My mother has left me in the house alone while she's nipped out for a brief period once or twice when I was younger, and that's happened with many people that I know over their lives and many people that have concurred in this exact discussion about Maddie online that the same thing happening with them over their lives and that simply does not inherently make someone a bad parent and to suggest it does would be ludicrous that the sum of your average parents 16 or so years of parenting could be nullified, meaningless and redefined by one (the vast majority of the time) inconsequential action/mistake that in this case regrettably turned out differently.

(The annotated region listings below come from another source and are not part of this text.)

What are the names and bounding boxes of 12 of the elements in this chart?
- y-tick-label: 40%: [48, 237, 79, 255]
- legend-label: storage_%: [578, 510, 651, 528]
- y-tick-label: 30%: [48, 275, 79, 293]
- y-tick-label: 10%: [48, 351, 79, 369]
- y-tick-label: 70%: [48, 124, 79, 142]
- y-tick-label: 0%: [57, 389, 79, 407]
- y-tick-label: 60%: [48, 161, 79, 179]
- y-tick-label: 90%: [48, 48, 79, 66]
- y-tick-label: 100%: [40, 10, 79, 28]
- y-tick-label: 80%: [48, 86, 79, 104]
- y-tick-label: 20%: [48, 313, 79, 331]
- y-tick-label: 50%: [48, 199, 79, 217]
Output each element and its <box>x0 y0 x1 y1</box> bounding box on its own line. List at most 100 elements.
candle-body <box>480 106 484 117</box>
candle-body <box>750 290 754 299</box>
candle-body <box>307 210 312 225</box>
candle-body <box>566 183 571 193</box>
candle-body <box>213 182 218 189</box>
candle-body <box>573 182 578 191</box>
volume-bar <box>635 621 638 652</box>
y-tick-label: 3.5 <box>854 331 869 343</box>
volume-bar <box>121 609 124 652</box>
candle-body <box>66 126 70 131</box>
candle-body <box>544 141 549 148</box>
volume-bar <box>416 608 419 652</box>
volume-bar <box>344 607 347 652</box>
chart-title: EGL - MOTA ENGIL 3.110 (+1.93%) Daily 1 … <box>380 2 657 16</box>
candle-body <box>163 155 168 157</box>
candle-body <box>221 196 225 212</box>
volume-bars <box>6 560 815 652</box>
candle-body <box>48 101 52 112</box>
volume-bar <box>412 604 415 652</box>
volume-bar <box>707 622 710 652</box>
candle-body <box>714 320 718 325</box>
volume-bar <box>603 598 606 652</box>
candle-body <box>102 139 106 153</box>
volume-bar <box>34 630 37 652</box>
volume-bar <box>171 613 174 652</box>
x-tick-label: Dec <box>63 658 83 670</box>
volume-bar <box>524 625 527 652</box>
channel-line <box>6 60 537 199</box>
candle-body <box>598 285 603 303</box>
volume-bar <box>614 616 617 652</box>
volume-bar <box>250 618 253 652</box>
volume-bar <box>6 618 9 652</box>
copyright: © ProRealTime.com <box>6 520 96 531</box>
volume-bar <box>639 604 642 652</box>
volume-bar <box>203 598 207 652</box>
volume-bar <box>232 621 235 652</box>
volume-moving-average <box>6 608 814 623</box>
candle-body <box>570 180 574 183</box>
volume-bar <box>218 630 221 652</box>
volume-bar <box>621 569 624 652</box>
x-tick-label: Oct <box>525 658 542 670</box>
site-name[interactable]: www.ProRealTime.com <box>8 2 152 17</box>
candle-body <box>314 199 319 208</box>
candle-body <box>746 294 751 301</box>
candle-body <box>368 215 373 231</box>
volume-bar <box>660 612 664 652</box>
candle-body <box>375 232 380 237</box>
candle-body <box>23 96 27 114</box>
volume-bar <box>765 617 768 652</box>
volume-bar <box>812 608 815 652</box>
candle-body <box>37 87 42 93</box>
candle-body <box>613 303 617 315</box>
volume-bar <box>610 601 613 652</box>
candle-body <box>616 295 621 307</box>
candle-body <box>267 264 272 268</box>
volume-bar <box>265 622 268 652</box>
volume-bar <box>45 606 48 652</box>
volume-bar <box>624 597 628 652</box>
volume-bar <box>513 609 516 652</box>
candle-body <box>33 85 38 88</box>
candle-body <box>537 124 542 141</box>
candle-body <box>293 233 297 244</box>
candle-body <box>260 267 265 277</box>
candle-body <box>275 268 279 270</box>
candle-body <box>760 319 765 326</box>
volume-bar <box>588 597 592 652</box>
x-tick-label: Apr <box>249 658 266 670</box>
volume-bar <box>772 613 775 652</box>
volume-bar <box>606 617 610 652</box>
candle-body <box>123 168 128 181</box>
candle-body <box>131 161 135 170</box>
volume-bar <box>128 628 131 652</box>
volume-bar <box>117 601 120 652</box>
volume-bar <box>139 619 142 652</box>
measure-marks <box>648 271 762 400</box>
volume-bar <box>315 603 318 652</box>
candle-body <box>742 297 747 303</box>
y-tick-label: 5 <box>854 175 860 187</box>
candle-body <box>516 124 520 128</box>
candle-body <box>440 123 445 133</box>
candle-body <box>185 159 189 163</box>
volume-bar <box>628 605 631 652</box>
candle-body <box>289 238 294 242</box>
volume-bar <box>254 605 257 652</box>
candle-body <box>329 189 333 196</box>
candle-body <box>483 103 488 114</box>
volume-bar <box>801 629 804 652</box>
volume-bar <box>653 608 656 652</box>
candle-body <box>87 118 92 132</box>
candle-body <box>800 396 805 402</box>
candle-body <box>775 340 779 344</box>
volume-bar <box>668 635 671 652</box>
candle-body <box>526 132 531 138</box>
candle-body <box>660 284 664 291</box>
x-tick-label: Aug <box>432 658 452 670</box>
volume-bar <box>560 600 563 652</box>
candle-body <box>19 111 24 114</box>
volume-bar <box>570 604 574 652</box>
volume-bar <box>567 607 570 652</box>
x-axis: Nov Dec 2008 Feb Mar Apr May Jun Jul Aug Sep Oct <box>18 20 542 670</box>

But because a childs welfare is at stake, the response is biased.
The only difference I can think of (unless you can point out where I'm wrong, which I'd be happy to concede if so) between leaving your child at home alone while you're sat a short distance away out of sight and leaving your child in the garden alone whilst you're inside the house doing chores out of sight is that leaving them at home alone behind a locked door is safer. In both examples you can't see your child, but one is locked away and the other one is out in the open. Yet there's no outrage at kids playing alone without their parents present. I can only put that down to either hypocrisy or selective outrage. I can guarantee that if a child was snatched out of a front garden whilst a parent was inside you'd see the same posts 'what kind of parent does this, what kind of parent would let their kid play in the open without keeping an eye on them' 'where were the parents, I'd never do that' even though you see it everywhere. It's 20/20 internet hindsight that you see every time 'I'd never let my kids do that' when in actual fact parents let their kids do all kinds of similar things. Sure, very few parents leave their kids alone in the house while they go eat at a restaurant at night a short distance away on holiday in Portugal, but parents do leave their kids unattended in various different kinds of situations without thinking twice and the same inherent dangers exist that are just as bad. It's only when a tragedy happens that the action is made out to be so important that noone would ever do it.
EDIT: Sorry for the post length, I really lack the ability to say what I'm trying to say in few words.